Been thinking a bit about Koenig’s ‘Tendency Masks’ since reading more about them in Robert Rowe’s Machine Musicianship the other day. As a distribution method, they seem perhaps too random and arbitrary for generating or controlling pitch parameters (unless we’re talking grain pitch, or other techniques that benefit a more sporadic distribution?) To me, part of the interest in tendency masks lays in their gestural nature, and the possibility to relate this to other gestural behaviours. The patch here is a simple realisation of a tendency mask in Max, controlling some basic MIDI notes and [cycle], hooked up to Ville Pulke‘s vector-based amplitude panning object, [vbap] (just a 2D version at the moment, elevation not hooked up).

This demo is setup as a quadrophonic array using the [vbap]. In this setting, a narrower mask limits our signal to a single speaker location, whilst opening the mask up allows signal to move throughout the array more. Control of the system thereby comes from gesturally navigating narrower bands between speakers, and opening masks up to make full use of the array.

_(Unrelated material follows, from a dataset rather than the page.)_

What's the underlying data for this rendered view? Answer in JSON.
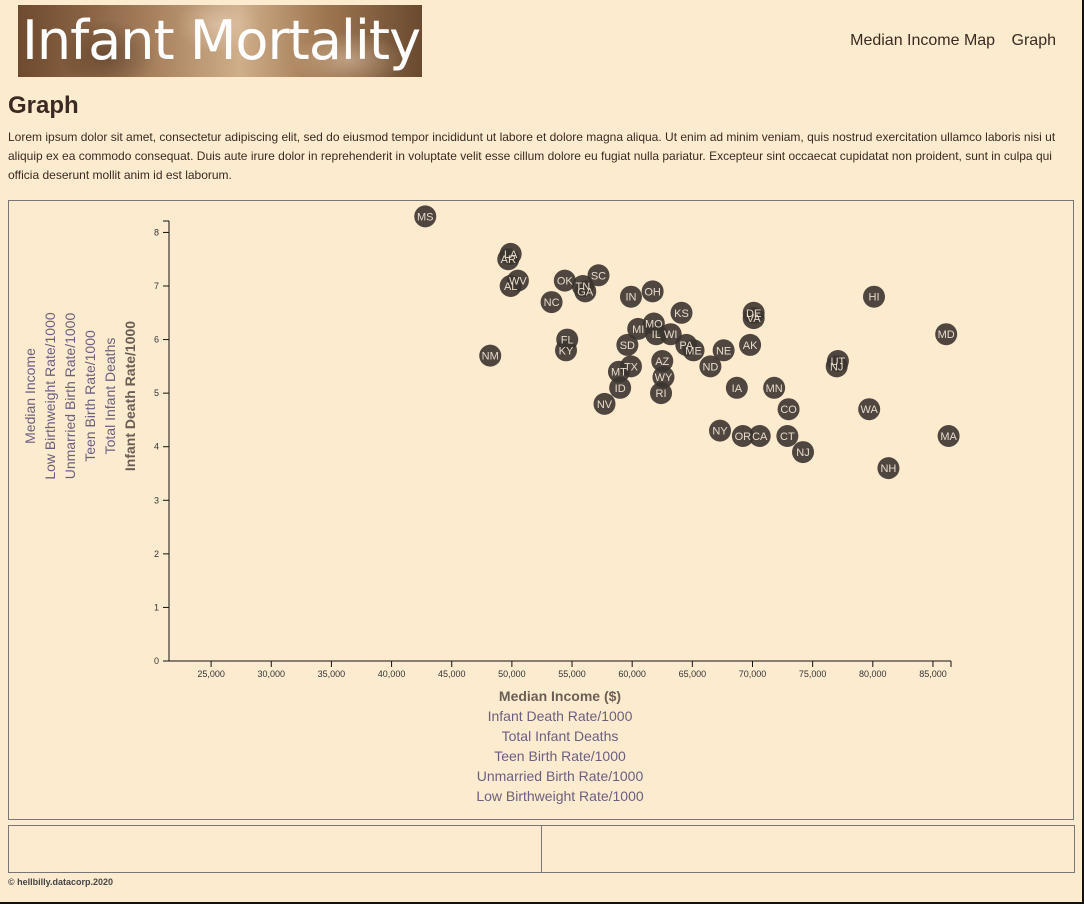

A nice little addition to the tendency mask outlined in Rowe (p.208) is the ability to control density as a separate breakpoint function, thereby changing over time (rather than even throughout). At the moment, my implementation of this is a little shaky at best (controlling the frequency of a [qmetro] object), but the result is there and gives a nice effect. Next steps with this include hooking up the [vbap]’s ‘elevation’ argument, cleaning up the mask density control, and linking it to loudspeaker spreading parameters.

Thanks to Chris Dobrain at the cycling74 forums for his advice on implementing the masks with [function].